Je me desdy, tu n’es point Nuict cruelle,
Tes doulx effectz nous sont tous apparens :
Tu prens d’amour, et de gré la Pucelle
Entre les Mains de ses nobles Parens :
Et qui plus est, deux Cueurs en ung tu rends
En chaste Lict soubs nuptial affaire :
Ce qu’aultre Nuyct jamais n’auroit sceu faire.
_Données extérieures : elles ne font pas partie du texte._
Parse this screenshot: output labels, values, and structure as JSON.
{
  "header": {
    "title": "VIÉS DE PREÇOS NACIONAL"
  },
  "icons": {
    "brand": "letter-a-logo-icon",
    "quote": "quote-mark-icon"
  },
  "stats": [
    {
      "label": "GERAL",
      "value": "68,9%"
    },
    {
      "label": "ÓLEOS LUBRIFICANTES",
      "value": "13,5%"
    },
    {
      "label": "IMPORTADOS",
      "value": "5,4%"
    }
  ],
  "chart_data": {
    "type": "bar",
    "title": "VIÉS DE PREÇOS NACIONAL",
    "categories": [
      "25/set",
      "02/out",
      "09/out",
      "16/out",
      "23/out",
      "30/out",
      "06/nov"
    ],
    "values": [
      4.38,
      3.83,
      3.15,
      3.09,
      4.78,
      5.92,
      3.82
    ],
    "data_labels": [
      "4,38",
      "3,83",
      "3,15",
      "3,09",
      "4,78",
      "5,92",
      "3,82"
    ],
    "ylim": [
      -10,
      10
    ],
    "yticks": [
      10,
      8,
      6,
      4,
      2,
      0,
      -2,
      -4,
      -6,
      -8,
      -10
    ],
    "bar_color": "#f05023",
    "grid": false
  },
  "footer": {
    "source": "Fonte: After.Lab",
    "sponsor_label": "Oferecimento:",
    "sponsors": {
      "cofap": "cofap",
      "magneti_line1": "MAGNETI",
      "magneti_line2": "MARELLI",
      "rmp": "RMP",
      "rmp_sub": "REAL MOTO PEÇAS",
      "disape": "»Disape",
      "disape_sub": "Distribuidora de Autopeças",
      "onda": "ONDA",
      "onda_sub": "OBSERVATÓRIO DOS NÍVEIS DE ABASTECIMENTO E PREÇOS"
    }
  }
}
Brief, ta puissance est grande, et point ne nuict,
Ce que tu fais, on ne sçauroit deffaire :
O trespuissante, et bienheureuse Nuict.
Fille de Roy, Adieu ton Pucellage :
Et toutesfoys tu n’en doibs faire pleurs,
Car le Pommier, qui porte bon fructage,
Vault mieulx, que cil, qui ne porte que Fleurs.
Roses aussi de diverses couleurs,
S’on ne les cueult, sans proffiter perissent :
Et s’on les cueult, les cueillans les cherissent,
Prisans l’odeur, qui d’elles est tirée.
Si de toy veulx, que fruicts odorans yssent,
Fuir ne fault la Nuict tant desirée.